Josiah (Terminator 2’s Robert Patrick) is the shock-haired, blowhard patriarch of the Graham farm, which is being eyed up by local fracking companies. Supping his “morning tea” (read: hooch), he only has youngest son Thomas (Scott Haze) for company – though the pair are haunted by the suicide of the latter’s mother, Miriam. Meanwhile subsisting elsewhere on the white-trash fringes is another son Eli (Nick Stahl, another Terminator alumnus), a feckless sex offender who is strong-armed into a sketchy heist to obtain a cache of gold from the Roma at the local fairground.

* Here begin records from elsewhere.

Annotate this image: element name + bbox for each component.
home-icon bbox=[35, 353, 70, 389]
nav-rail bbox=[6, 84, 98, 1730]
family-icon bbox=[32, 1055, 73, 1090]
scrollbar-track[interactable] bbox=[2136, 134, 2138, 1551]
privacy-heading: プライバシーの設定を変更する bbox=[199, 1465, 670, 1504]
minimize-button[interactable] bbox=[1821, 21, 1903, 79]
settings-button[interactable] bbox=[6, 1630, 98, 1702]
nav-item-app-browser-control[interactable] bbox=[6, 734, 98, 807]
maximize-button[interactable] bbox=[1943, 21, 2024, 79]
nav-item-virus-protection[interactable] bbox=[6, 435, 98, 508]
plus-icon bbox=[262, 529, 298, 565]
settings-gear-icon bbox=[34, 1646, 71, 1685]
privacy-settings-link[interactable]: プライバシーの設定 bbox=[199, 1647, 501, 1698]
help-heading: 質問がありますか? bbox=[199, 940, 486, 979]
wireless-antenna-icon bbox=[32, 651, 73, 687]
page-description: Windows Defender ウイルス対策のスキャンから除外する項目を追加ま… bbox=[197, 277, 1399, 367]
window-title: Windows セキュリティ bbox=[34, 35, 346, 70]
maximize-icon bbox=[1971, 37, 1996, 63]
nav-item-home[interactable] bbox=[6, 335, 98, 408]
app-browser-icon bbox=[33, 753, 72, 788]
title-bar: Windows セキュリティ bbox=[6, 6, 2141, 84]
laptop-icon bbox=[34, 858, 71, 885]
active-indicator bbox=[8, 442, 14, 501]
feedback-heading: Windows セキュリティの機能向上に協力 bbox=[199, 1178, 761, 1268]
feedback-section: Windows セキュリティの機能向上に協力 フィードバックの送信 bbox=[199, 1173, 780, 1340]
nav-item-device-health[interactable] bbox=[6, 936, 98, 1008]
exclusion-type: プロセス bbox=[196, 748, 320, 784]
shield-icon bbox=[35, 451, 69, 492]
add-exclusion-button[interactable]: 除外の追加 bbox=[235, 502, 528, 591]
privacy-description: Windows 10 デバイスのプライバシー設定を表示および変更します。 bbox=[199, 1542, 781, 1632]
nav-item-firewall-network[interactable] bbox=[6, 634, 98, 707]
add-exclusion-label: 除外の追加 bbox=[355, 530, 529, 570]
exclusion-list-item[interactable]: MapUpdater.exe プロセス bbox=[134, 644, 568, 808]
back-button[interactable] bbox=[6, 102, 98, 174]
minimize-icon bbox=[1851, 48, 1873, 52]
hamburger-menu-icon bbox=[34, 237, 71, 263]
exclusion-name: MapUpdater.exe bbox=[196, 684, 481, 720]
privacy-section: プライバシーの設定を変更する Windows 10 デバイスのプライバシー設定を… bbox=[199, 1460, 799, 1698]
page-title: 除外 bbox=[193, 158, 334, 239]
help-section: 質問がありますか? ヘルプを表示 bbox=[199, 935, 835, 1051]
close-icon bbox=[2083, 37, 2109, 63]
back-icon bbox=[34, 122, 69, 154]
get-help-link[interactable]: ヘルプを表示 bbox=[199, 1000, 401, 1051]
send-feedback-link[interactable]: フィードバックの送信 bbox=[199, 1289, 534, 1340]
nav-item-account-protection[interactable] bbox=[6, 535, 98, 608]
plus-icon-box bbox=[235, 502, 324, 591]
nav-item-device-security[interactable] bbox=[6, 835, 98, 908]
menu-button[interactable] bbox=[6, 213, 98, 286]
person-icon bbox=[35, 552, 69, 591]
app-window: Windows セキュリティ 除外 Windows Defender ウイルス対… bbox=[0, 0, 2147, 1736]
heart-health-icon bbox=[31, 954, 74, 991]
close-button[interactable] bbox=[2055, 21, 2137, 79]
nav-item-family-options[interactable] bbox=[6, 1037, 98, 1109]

Hovering over Josiah and Thomas’s bizarre dinner-table exchanges and Eli’s grubby encounters with low-lives and the law, Grashaw picks away at the family’s festering kernel. “There’s a hollow inside me – I can’t ever fill it,” says Josiah’s daughter, Mary (Kelli Garner), a mordant bourgeois pretender trying for a child. When the parties finally come together, over the oil-company offer, lurking psychological horror lurches into the full-blown physical kind. Slathering the climax with a crawling string section, the big reveal is straight out of the sordid southern-gothic closet, but the fragmented structure – clueing us in early as to how moral corruption seeps outwards – keeps the film sharp and contemporary. If only the depiction of the child-snatching Roma, which borders on racist, was that considered.

That latter aspect is a shame, given the astute characterisation and performances elsewhere. The entire main cast are strong, but Stahl takes the prize as the sunken-faced, swivel-eyed piece of human flotsam who manages one last noble act before destiny catches up with him.

• What Josiah Saw is available on Shudder on 4 August.